By Dustin Rowles | TV | January 3, 2025 |
I went into the second season of Squid Game thinking, “Do we really need a second season of Squid Game?” And having watched it, I’m still mostly wondering, “Did we really need a second season of Squid Game?”
That said, I’ll give it this much: the second season may be largely unnecessary, but once it gets going, it manages to be tense and relatively entertaining. There’s a lot of mileage in a premise where adults play kids games for their lives, and a few fresh twists and strong casting can go a long way. Relative to other Netflix shows, the second season is good. Relative to the first? It leaves something to be desired, namely, a clear purpose.
The first two and a half episodes (of a seven-episode season) are not great. Writer-director Hwang Dong-hyuk spends too much time contriving a way to get Lee Jung-jae’s Seong Gi-hun back in the game. Set three years after the events of season one, Seong Gi-hun is wealthy and depressed, weighed down by the guilt of being the sole survivor. He’s spent those years seeking a way back into the game to offer advice to new players and take the system down from the inside. While there’s an intriguing encounter with the recruiter early on, most of these episodes drag.
However, once Seong Gi-hun reenters the game, that old magic resurfaces. The new set of games, with a fresh group of desperate players, introduces an interesting twist: after each game, the surviving players vote on whether to continue risking their lives for the giant cash prize or to split the accumulated earnings among themselves. While one might think the lethal stakes would deter them, Squid Game effectively demonstrates how greed and desperation can easily corrupt democracy, especially when debt has left players with little to lose.

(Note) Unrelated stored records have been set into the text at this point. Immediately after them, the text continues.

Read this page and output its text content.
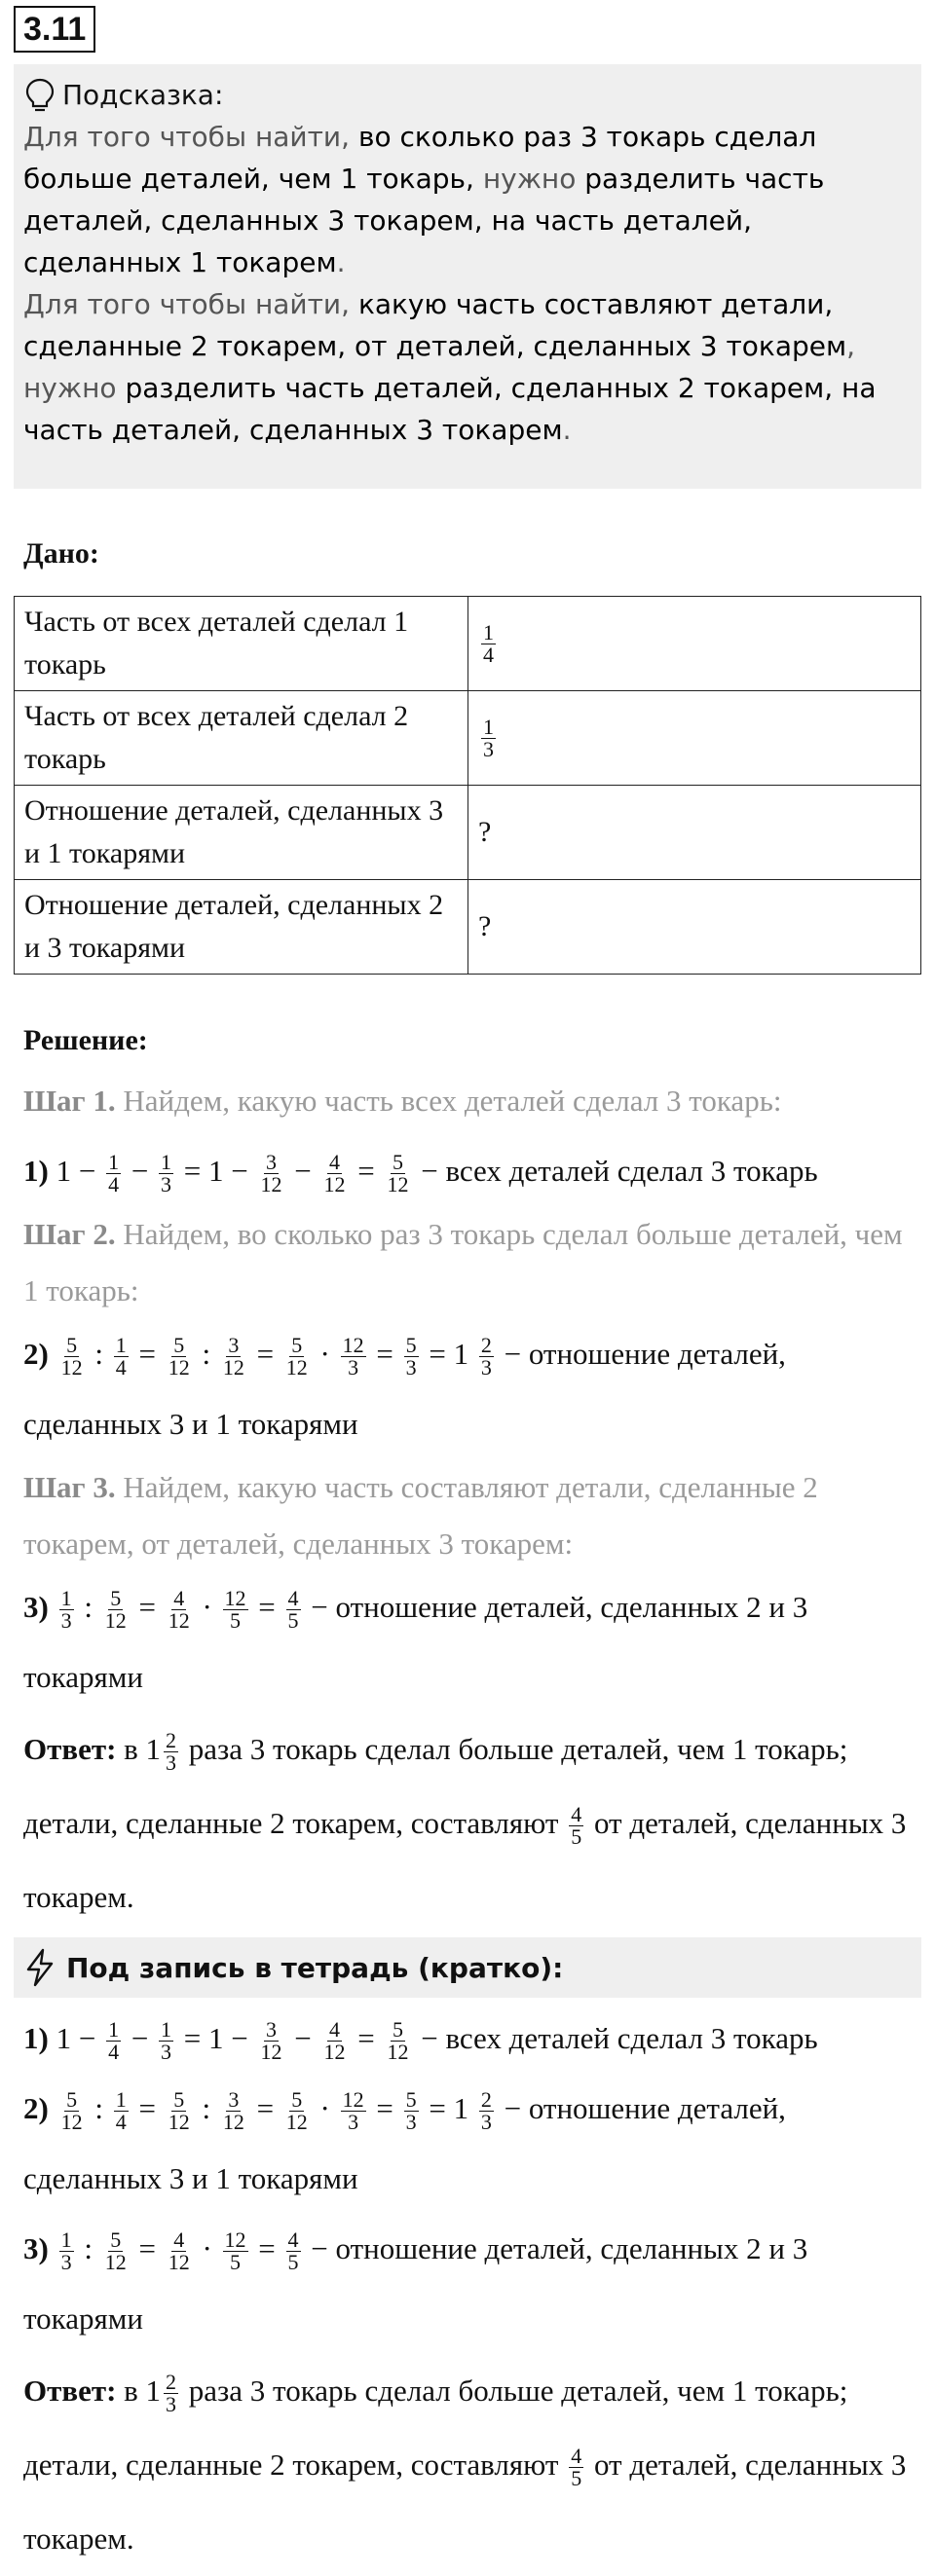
3.11
Подсказка:

Для того чтобы найти, во сколько раз 3 токарь сделал больше деталей, чем 1 токарь, нужно разделить часть деталей, сделанных 3 токарем, на часть деталей, сделанных 1 токарем.

Для того чтобы найти, какую часть составляют детали, сделанные 2 токарем, от деталей, сделанных 3 токарем, нужно разделить часть деталей, сделанных 2 токарем, на часть деталей, сделанных 3 токарем.

Дано:
Часть от всех деталей сделал 1 токарь	$\frac{1}{4}$

Часть от всех деталей сделал 2 токарь	$\frac{1}{3}$

Отношение деталей, сделанных 3 и 1 токарями	?
Отношение деталей, сделанных 2 и 3 токарями	?
Решение:
Шаг 1. Найдем, какую часть всех деталей сделал 3 токарь:
1) $1 - \frac{1}{4} - \frac{1}{3} = 1 - \frac{3}{12} - \frac{4}{12} = \frac{5}{12}$ − всех деталей сделал 3 токарь
Шаг 2. Найдем, во сколько раз 3 токарь сделал больше деталей, чем 1 токарь:
$2) \frac{5}{12}$ : $\frac{1}{4} = \frac{5}{12}$ : $\frac{3}{12} = \frac{5}{12} \cdot \frac{12}{3} = \frac{5}{3} = 1 \frac{2}{3}$ − отношение деталей, сделанных 3 и 1 токарями
Шаг 3. Найдем, какую часть составляют детали, сделанные 2 токарем, от деталей, сделанных 3 токарем:
$3) \frac{1}{3}$ : $\frac{5}{12} = \frac{4}{12} \cdot \frac{12}{5} = \frac{4}{5}$ − отношение деталей, сделанных 2 и 3 токарями
Ответ: в $1 \frac{2}{3}$ раза 3 токарь сделал больше деталей, чем 1 токарь; детали, сделанные 2 токарем, составляют $\frac{4}{5}$ от деталей, сделанных 3 токарем.
Под запись в тетрадь (кратко):
1) $1 - \frac{1}{4} - \frac{1}{3} = 1 - \frac{3}{12} - \frac{4}{12} = \frac{5}{12}$ − всех деталей сделал 3 токарь
$2) \frac{5}{12}$ : $\frac{1}{4} = \frac{5}{12}$ : $\frac{3}{12} = \frac{5}{12} \cdot \frac{12}{3} = \frac{5}{3} = 1 \frac{2}{3}$ − отношение деталей, сделанных 3 и 1 токарями
$3) \frac{1}{3}$ : $\frac{5}{12} = \frac{4}{12} \cdot \frac{12}{5} = \frac{4}{5}$ − отношение деталей, сделанных 2 и 3 токарями
Ответ: в $1 \frac{2}{3}$ раза 3 токарь сделал больше деталей, чем 1 токарь; детали, сделанные 2 токарем, составляют $\frac{4}{5}$ от деталей, сделанных 3 токарем.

This season also introduces some great characters. Among them: a mother who joins the game with her son to help him pay off his debts; a crypto investor whose failed investments plunged other players into massive debt; a drug-using rapper villain named “Thanos”; a trans woman underdog who becomes part of the resistance; and one of Seong Gi-hun’s childhood friends. There are a lot of heartbreaking stories here.
We also gain insight into one of the masked soldiers, Kang No-eul, a North Korean defector trying to earn enough money to rescue her daughter. Her storyline includes interfering in the organ-harvesting operations of other soldiers. It is not a lightweight series.
Once the season gains momentum, it’s undeniably compelling television. However, it ends abruptly, just as it builds steam. Since seasons two and three were filmed back-to-back and take place during the same Squid Game, this feels more like season 2A. The cliffhanger is effective, but it dampens the impact of this season as a standalone story. With season three not arriving until late 2025, there’s also little urgency to binge-watch now. It might even be more satisfying to watch both seasons back-to-back when the next one releases.
Thematically, the second season feels more muddled. Is it still an indictment of capitalism when Hwang Dong-hyuk was paid a fortune by a giant corporation to make two more seasons? Perhaps, if you consider that he only agreed to a second season because he wasn’t adequately compensated for the first. I can appreciate its existence if it means Hwang and Lee Jung-jae finally get their financial due, even if it slightly undermines the original season’s message.
Despite its flaws, this (half) season is so effectively made that I’m willing to trust Hwang Dong-hyuk to tie it all together in season three. It feels almost premature to judge this season without its conclusion, but if I must: it starts slow and falls short of its predecessor, yet still outshines most of Netflix’s algorithm-driven content. But no one here needed a review to know that.